Lorsque l’Algérie allait s’offrir à une tragédie telle une noceuse éméchée et cela, comble du paradoxe, au moment où elle avait la légitimité d’aspirer à davantage de grandeur,Amran l’agnostique, lui, se laissait sombrer dans les bras d’une » sœur musulmane »,Samra la brune. Et lorsque les algériens de 91 allaient arracher l’Algérie aux algériens de 88,Samra arracha Amran à Sonia.
De la foi à la folie est un roman-témoignage où l’auteur, Mourad Agawa, peint une fresque de cette Algérie qui virait a l’absurde après avoir accompli un miracle: sa seconde indépendance.
L’histoire d’amour entre Amran et Samra se déroule dans un bastion connu pour ses luttes identitaires, politiques et socioculturelles qu’était l’université Mouloud Mammeri au début des années 90. Samra est une étudiante algéroise et bourgeoise voilée qui rejoint le département agronomie de l’université de Tizi-Ouzou.Son arrivée dans le groupe d’Amran, communiste repenti mais laïc résolu, chamboule la vie de celui-ci jusqu’à le faire chavirer dans un amour naturellement voué à l’échec. Mais pour aplanir les aspérités, la raison à ses raisons que le cœur ignore.
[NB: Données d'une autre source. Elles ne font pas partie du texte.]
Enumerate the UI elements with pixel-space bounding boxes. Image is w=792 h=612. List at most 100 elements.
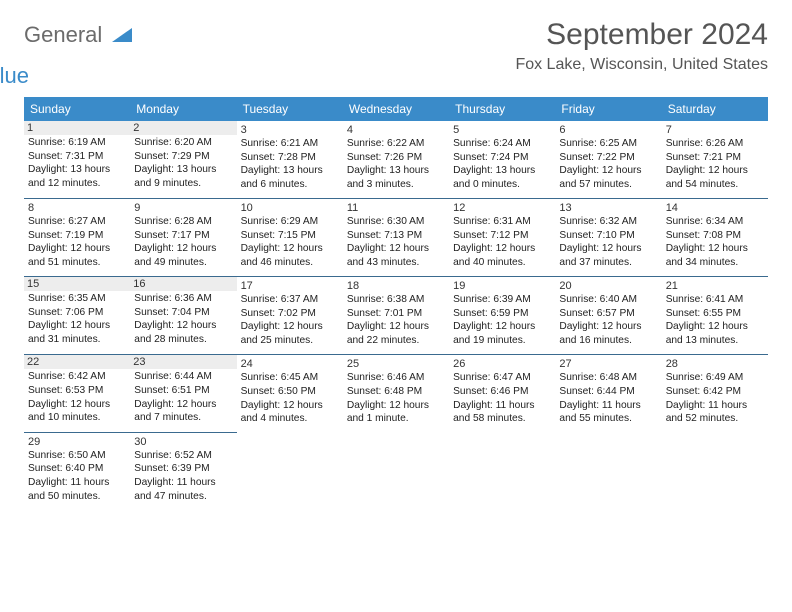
day-number: 23 (130, 355, 236, 369)
calendar-week-row: 15Sunrise: 6:35 AMSunset: 7:06 PMDayligh… (24, 276, 768, 354)
sunset-line: Sunset: 6:50 PM (241, 385, 339, 399)
daylight-line: Daylight: 11 hours and 55 minutes. (559, 399, 657, 427)
day-info: Sunrise: 6:45 AMSunset: 6:50 PMDaylight:… (241, 371, 339, 426)
day-number: 3 (241, 124, 339, 136)
sunset-line: Sunset: 6:48 PM (347, 385, 445, 399)
daylight-line: Daylight: 13 hours and 6 minutes. (241, 164, 339, 192)
daylight-line: Daylight: 11 hours and 52 minutes. (666, 399, 764, 427)
daylight-line: Daylight: 12 hours and 31 minutes. (28, 319, 126, 347)
daylight-line: Daylight: 12 hours and 22 minutes. (347, 320, 445, 348)
logo: General Blue (24, 18, 132, 87)
daylight-line: Daylight: 11 hours and 50 minutes. (28, 476, 126, 504)
day-number: 26 (453, 358, 551, 370)
sunrise-line: Sunrise: 6:34 AM (666, 215, 764, 229)
day-info: Sunrise: 6:37 AMSunset: 7:02 PMDaylight:… (241, 293, 339, 348)
sunset-line: Sunset: 7:24 PM (453, 151, 551, 165)
day-number: 28 (666, 358, 764, 370)
daylight-line: Daylight: 13 hours and 12 minutes. (28, 163, 126, 191)
calendar-day-cell: 13Sunrise: 6:32 AMSunset: 7:10 PMDayligh… (555, 198, 661, 276)
calendar-day-cell: 5Sunrise: 6:24 AMSunset: 7:24 PMDaylight… (449, 121, 555, 199)
sunset-line: Sunset: 7:02 PM (241, 307, 339, 321)
sunrise-line: Sunrise: 6:47 AM (453, 371, 551, 385)
daylight-line: Daylight: 12 hours and 28 minutes. (134, 319, 232, 347)
calendar-page: General Blue September 2024 Fox Lake, Wi… (0, 0, 792, 520)
day-number: 18 (347, 280, 445, 292)
sunrise-line: Sunrise: 6:37 AM (241, 293, 339, 307)
location-subtitle: Fox Lake, Wisconsin, United States (515, 56, 768, 74)
day-info: Sunrise: 6:38 AMSunset: 7:01 PMDaylight:… (347, 293, 445, 348)
calendar-day-cell: 23Sunrise: 6:44 AMSunset: 6:51 PMDayligh… (130, 354, 236, 432)
sunset-line: Sunset: 7:12 PM (453, 229, 551, 243)
sunset-line: Sunset: 6:42 PM (666, 385, 764, 399)
calendar-week-row: 1Sunrise: 6:19 AMSunset: 7:31 PMDaylight… (24, 121, 768, 199)
sunrise-line: Sunrise: 6:38 AM (347, 293, 445, 307)
sunset-line: Sunset: 6:51 PM (134, 384, 232, 398)
day-info: Sunrise: 6:22 AMSunset: 7:26 PMDaylight:… (347, 137, 445, 192)
daylight-line: Daylight: 12 hours and 19 minutes. (453, 320, 551, 348)
calendar-day-cell: 27Sunrise: 6:48 AMSunset: 6:44 PMDayligh… (555, 354, 661, 432)
sunrise-line: Sunrise: 6:27 AM (28, 215, 126, 229)
daylight-line: Daylight: 13 hours and 3 minutes. (347, 164, 445, 192)
sunrise-line: Sunrise: 6:28 AM (134, 215, 232, 229)
calendar-day-cell: 15Sunrise: 6:35 AMSunset: 7:06 PMDayligh… (24, 276, 130, 354)
day-info: Sunrise: 6:49 AMSunset: 6:42 PMDaylight:… (666, 371, 764, 426)
calendar-day-cell: 14Sunrise: 6:34 AMSunset: 7:08 PMDayligh… (662, 198, 768, 276)
day-number: 8 (28, 202, 126, 214)
calendar-day-cell: 3Sunrise: 6:21 AMSunset: 7:28 PMDaylight… (237, 121, 343, 199)
sunrise-line: Sunrise: 6:26 AM (666, 137, 764, 151)
sunset-line: Sunset: 6:44 PM (559, 385, 657, 399)
calendar-day-cell (343, 432, 449, 510)
daylight-line: Daylight: 12 hours and 34 minutes. (666, 242, 764, 270)
sunrise-line: Sunrise: 6:32 AM (559, 215, 657, 229)
sunrise-line: Sunrise: 6:44 AM (134, 370, 232, 384)
calendar-day-cell: 16Sunrise: 6:36 AMSunset: 7:04 PMDayligh… (130, 276, 236, 354)
calendar-day-cell: 10Sunrise: 6:29 AMSunset: 7:15 PMDayligh… (237, 198, 343, 276)
day-header: Wednesday (343, 97, 449, 121)
sunrise-line: Sunrise: 6:48 AM (559, 371, 657, 385)
sunrise-line: Sunrise: 6:29 AM (241, 215, 339, 229)
day-info: Sunrise: 6:24 AMSunset: 7:24 PMDaylight:… (453, 137, 551, 192)
calendar-day-cell: 21Sunrise: 6:41 AMSunset: 6:55 PMDayligh… (662, 276, 768, 354)
daylight-line: Daylight: 12 hours and 54 minutes. (666, 164, 764, 192)
sunrise-line: Sunrise: 6:52 AM (134, 449, 232, 463)
logo-word-1: General (24, 22, 102, 47)
day-info: Sunrise: 6:21 AMSunset: 7:28 PMDaylight:… (241, 137, 339, 192)
day-info: Sunrise: 6:52 AMSunset: 6:39 PMDaylight:… (134, 449, 232, 504)
sunset-line: Sunset: 7:19 PM (28, 229, 126, 243)
day-header-row: Sunday Monday Tuesday Wednesday Thursday… (24, 97, 768, 121)
calendar-day-cell: 20Sunrise: 6:40 AMSunset: 6:57 PMDayligh… (555, 276, 661, 354)
calendar-day-cell (237, 432, 343, 510)
sunrise-line: Sunrise: 6:49 AM (666, 371, 764, 385)
day-number: 4 (347, 124, 445, 136)
sunset-line: Sunset: 7:01 PM (347, 307, 445, 321)
daylight-line: Daylight: 12 hours and 25 minutes. (241, 320, 339, 348)
day-header: Saturday (662, 97, 768, 121)
daylight-line: Daylight: 11 hours and 58 minutes. (453, 399, 551, 427)
calendar-day-cell: 26Sunrise: 6:47 AMSunset: 6:46 PMDayligh… (449, 354, 555, 432)
calendar-day-cell: 24Sunrise: 6:45 AMSunset: 6:50 PMDayligh… (237, 354, 343, 432)
calendar-week-row: 29Sunrise: 6:50 AMSunset: 6:40 PMDayligh… (24, 432, 768, 510)
sunset-line: Sunset: 7:22 PM (559, 151, 657, 165)
sunrise-line: Sunrise: 6:25 AM (559, 137, 657, 151)
calendar-day-cell: 25Sunrise: 6:46 AMSunset: 6:48 PMDayligh… (343, 354, 449, 432)
day-number: 12 (453, 202, 551, 214)
sunrise-line: Sunrise: 6:22 AM (347, 137, 445, 151)
day-number: 2 (130, 121, 236, 135)
daylight-line: Daylight: 12 hours and 46 minutes. (241, 242, 339, 270)
logo-word-2: Blue (0, 66, 29, 87)
day-info: Sunrise: 6:28 AMSunset: 7:17 PMDaylight:… (134, 215, 232, 270)
sunrise-line: Sunrise: 6:45 AM (241, 371, 339, 385)
calendar-table: Sunday Monday Tuesday Wednesday Thursday… (24, 97, 768, 510)
day-info: Sunrise: 6:42 AMSunset: 6:53 PMDaylight:… (28, 370, 126, 425)
page-header: General Blue September 2024 Fox Lake, Wi… (24, 18, 768, 87)
daylight-line: Daylight: 12 hours and 49 minutes. (134, 242, 232, 270)
sunset-line: Sunset: 6:40 PM (28, 462, 126, 476)
sunset-line: Sunset: 6:46 PM (453, 385, 551, 399)
sunrise-line: Sunrise: 6:30 AM (347, 215, 445, 229)
day-info: Sunrise: 6:35 AMSunset: 7:06 PMDaylight:… (28, 292, 126, 347)
calendar-day-cell: 8Sunrise: 6:27 AMSunset: 7:19 PMDaylight… (24, 198, 130, 276)
day-number: 14 (666, 202, 764, 214)
calendar-day-cell: 6Sunrise: 6:25 AMSunset: 7:22 PMDaylight… (555, 121, 661, 199)
day-number: 29 (28, 436, 126, 448)
sunrise-line: Sunrise: 6:41 AM (666, 293, 764, 307)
Au fil des 242 pages du roman, Mourad Agawa égrène les luttes des algériennes et algériens -luttes syndicales, combat féministe-en cette période bouillonnante où le pays, moins d’un lustre plutôt, jurait au monde d’une victoire sur lui même. Seulement, le triomphe des islamistes aux municipales de juin 90 et le raz-de-marée qui pointait pour le 2ème tour des législatives de 91 menaçait d’anéantir ces acquis. D’ailleurs, les rapports peu amènes qui prévalaient entre démocrates et islamistes auguraient d’un avenir inquiétant. Entre ceux pourvus de faculté de douter et ceux imbus de leur certitudes, entre des intellectuels pacifistes prêts à débattre et les « khmers verts » prompts à dégainer le poing -plus tard la Kalachnikov-au moindre différend, Amran redoutait le futur de ces soubresauts et songea un temps a s’expatrier. L’idée çà laquelle il renonça
Dans son premier roman, Mourad Agawa consacre, par ailleurs, un grand chapitre aux différents courants qu’a connu l’islam: chiisme, sunnisme et kharidjisme. Promu en sous-main à coup de pétrodollars par les théocraties du golfe arabique, le courant le plus violent ,le wahhabisme en l’occurrence, s’est imposé dans cette Algérie post-octobre et bouleverse l’équilibre du pays.
Pour assainir les « dérives » du présent, les partisans de cette mouvance prônent tout bonnement le retour au moyen âge .Et ça marche au grand dam de Sonia qui paiera cash son engagement.
Dans « De la foi à la folie »,Amran aura vécu plusieurs vies et autant de déconvenues. Chaque vie charria son lot de tourments en lui arrachant une parcelle de lui même jusqu’à sa jambe qu’il perdit dans un guet-apens terroriste. Puis la consécration.